The moment and exceedance tables confirm a **dramatic concentration of tail risk in the crisis regime**. Outside the crisis window, the residual basis is near-zero and approximately symmetric, with exceedance rates at the 10 bps threshold consistent with normal microstructure noise. The excess kurtosis is modest in the pre-crisis and post regimes, indicating that the basis distribution is approximately normal in calm conditions.

During the crisis, the distribution becomes **heavily left-skewed** (large negative basis events dominate, as BTC/USD traded at a premium to BTC/USDT due to the USDC de-peg) and exhibits **extreme excess kurtosis**, indicating that the tails are far heavier than a normal distribution would predict. The exceedance rate at the 71 bps retail arbitrage threshold — essentially zero pre-crisis — spikes dramatically during the crisis, confirming that the arbitrage opportunity was real and large, but concentrated in a narrow 3-day window.

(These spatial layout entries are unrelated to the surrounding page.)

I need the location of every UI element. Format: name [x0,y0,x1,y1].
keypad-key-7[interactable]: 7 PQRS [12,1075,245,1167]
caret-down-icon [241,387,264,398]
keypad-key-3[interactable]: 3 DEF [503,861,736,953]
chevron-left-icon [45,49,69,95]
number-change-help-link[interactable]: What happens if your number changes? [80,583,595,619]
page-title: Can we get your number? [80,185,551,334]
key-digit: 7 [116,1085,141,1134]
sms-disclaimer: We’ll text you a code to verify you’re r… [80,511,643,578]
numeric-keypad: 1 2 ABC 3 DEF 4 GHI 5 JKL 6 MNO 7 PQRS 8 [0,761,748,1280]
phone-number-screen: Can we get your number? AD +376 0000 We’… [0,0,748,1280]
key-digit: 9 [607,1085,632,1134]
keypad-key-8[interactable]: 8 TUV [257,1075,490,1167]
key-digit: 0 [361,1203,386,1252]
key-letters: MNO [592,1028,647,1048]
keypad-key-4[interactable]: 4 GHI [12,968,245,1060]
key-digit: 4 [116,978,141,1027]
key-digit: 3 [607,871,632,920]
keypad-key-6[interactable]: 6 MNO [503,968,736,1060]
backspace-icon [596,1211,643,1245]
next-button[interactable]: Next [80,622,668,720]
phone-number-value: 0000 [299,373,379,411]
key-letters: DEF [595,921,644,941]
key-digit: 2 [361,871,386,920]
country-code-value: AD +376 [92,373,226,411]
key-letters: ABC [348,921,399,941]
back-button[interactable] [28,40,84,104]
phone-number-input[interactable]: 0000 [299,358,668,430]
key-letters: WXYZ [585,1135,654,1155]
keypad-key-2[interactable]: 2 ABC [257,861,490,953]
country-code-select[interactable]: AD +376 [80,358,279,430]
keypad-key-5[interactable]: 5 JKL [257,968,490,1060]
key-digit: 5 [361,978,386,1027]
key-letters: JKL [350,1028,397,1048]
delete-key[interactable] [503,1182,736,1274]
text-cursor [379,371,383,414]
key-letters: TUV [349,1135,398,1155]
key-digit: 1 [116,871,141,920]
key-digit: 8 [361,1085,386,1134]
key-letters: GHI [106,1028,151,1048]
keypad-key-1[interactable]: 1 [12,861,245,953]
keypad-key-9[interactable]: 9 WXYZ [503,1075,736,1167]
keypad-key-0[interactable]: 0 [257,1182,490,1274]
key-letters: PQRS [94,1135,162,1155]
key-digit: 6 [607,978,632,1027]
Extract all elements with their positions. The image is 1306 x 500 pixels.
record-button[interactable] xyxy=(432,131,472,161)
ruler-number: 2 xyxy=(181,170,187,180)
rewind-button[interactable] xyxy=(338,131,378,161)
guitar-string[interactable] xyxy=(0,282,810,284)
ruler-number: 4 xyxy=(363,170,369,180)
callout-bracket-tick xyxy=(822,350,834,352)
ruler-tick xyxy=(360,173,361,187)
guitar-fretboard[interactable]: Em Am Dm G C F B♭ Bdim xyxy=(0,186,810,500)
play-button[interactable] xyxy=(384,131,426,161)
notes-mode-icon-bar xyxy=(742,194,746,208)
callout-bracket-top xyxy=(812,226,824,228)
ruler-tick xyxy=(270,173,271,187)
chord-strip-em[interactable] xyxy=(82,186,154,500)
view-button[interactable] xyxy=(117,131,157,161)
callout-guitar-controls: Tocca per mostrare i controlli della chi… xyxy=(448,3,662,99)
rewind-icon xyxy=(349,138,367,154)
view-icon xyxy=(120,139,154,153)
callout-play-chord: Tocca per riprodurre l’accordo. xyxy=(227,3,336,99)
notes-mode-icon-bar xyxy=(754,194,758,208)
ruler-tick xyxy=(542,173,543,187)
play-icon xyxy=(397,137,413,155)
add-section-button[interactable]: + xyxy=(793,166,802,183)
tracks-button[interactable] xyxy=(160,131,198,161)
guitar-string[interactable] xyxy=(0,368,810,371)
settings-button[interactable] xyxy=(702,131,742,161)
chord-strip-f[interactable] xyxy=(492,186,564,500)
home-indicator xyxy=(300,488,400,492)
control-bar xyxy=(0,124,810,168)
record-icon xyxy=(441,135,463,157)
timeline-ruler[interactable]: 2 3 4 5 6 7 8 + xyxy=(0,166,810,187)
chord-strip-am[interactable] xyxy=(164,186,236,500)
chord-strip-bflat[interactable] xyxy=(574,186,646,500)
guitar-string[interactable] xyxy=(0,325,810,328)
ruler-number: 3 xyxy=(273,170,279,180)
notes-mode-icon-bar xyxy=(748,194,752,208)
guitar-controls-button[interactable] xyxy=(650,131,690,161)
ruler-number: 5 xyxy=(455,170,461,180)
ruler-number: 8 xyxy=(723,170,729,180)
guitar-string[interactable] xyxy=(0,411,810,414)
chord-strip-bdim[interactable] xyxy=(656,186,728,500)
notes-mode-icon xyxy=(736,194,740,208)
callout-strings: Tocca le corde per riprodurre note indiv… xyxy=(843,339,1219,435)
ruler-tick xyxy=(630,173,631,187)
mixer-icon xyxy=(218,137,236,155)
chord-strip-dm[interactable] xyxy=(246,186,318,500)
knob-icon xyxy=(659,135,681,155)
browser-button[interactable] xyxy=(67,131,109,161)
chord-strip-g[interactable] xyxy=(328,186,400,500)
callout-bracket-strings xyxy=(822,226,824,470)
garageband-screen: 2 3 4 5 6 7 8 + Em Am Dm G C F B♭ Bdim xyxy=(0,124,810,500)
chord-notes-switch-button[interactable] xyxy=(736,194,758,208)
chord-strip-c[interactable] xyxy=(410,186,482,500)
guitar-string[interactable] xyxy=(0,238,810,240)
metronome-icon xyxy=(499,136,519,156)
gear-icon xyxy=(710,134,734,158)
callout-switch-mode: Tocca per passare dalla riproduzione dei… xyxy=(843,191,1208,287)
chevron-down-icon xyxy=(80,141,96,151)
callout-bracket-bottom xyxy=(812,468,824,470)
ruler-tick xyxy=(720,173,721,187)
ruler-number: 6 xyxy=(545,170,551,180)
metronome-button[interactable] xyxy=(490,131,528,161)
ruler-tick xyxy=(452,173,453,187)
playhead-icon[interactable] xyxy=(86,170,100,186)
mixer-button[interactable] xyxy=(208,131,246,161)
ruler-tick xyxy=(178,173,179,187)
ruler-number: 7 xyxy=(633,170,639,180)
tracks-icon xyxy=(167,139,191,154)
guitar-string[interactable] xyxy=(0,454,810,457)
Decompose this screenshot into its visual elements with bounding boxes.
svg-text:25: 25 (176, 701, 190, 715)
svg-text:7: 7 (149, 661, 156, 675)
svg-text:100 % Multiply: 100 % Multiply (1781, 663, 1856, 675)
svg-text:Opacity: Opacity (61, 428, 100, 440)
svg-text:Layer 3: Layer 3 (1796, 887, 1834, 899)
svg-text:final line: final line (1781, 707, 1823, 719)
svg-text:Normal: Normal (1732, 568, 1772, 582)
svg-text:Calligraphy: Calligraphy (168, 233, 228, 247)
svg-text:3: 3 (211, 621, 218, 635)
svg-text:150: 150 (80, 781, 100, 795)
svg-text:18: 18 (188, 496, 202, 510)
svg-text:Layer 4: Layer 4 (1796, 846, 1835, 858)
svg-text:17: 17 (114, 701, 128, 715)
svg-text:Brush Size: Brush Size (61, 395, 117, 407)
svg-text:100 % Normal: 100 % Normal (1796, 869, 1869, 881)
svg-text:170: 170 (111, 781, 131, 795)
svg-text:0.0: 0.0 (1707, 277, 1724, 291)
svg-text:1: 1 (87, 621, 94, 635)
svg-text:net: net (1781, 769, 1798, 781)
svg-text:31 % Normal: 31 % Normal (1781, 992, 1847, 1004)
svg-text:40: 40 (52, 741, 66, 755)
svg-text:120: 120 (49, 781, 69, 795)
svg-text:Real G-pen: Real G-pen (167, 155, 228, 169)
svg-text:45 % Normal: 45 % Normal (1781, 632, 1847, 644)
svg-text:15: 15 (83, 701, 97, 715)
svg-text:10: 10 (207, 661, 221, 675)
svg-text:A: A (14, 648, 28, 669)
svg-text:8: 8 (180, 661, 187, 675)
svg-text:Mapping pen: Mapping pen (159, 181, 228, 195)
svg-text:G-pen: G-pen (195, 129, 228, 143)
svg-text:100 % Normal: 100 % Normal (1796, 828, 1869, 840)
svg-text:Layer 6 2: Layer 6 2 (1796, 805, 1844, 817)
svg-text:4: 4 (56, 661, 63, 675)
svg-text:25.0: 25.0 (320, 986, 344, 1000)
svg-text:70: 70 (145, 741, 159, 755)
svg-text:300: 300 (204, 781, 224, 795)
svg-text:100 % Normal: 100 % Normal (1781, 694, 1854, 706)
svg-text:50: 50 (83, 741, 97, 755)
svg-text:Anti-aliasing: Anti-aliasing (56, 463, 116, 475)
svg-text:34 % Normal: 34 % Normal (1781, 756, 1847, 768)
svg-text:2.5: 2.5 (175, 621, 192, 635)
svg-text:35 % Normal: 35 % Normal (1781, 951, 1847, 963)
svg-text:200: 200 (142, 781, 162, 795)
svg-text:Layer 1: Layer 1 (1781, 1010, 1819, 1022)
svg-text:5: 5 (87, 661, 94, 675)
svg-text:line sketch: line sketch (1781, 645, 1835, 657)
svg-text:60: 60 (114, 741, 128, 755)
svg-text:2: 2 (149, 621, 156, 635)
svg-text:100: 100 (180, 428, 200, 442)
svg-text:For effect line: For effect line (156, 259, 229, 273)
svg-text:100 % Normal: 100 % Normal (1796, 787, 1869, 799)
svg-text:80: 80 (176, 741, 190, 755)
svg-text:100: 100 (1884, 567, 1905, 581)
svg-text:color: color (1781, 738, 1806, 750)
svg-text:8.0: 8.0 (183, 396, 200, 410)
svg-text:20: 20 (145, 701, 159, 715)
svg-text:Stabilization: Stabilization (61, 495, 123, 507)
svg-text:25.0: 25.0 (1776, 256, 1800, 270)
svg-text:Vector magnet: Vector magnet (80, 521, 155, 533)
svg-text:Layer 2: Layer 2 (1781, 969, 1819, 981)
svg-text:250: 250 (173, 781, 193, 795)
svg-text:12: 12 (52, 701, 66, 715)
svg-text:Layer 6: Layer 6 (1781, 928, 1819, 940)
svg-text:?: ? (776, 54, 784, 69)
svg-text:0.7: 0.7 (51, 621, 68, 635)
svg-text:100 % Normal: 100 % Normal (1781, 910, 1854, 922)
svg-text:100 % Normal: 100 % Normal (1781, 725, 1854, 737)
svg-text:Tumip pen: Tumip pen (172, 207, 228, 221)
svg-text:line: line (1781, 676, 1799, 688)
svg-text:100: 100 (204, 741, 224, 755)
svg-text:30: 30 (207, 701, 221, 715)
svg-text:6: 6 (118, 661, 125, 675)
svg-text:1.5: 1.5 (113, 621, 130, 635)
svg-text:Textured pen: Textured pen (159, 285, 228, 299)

This finding has direct implications for risk management: a model calibrated on pre-crisis data would catastrophically underestimate the probability of large basis events. The crisis represents a **regime change**, not merely an extreme draw from the pre-crisis distribution — a conclusion consistent with the Markov-Switching and HMM results from the advanced models notebook.


---
## Summary of Key Results

| Analysis | Key Finding |
|---|---|
| **Basis Decomposition** | Pre-crisis: cross-venue leg ($S_x$) and FX leg ($S_y$) contribute roughly equally. Crisis: stablecoin FX leg dominates, with a strongly negative interaction term indicating the two legs amplify rather than offset each other. |
| **Stress Sensitivity** | Kyle lambda sensitivity is materially larger in stress periods. The interaction term (Stress × log Kyle lambda) in the pooled model is statistically significant, confirming that price impact has a disproportionately large effect on the basis during market stress. |
| **Higher Moments** | Excess kurtosis and skewness are near-zero pre-crisis and spike dramatically during the crisis. Tail exceedance rates at economically meaningful thresholds (10 bps, 71 bps) are essentially zero outside the crisis window, confirming that the basis is mostly frictional in normal conditions and only becomes a genuine trading signal during stress events. |

### Implications for the GENIUS Act

These findings directly support the competition's regulatory question. A GENIUS-compliant stablecoin framework would:

1. **Reduce $S_y$** (the stablecoin FX variance share) by enforcing 1:1 reserve backing and daily redemption rights, making de-peg events far less likely and less severe.
2. **Reduce the stress-conditional sensitivity spike** by lowering the probability of the stress state itself — if USDC/USD cannot deviate materially from par, the interaction term becomes irrelevant.
3. **Compress the tail exceedance rates** — the crisis-period exceedance at the 71 bps retail threshold would likely not have occurred under a regulated stablecoin regime, eliminating the arbitrage opportunity but also eliminating the associated systemic risk.

The empirical evidence from March 2023 thus serves as a natural experiment for the counterfactual: *what would crypto market microstructure look like without regulated stablecoins?* The answer is: exactly what we observed.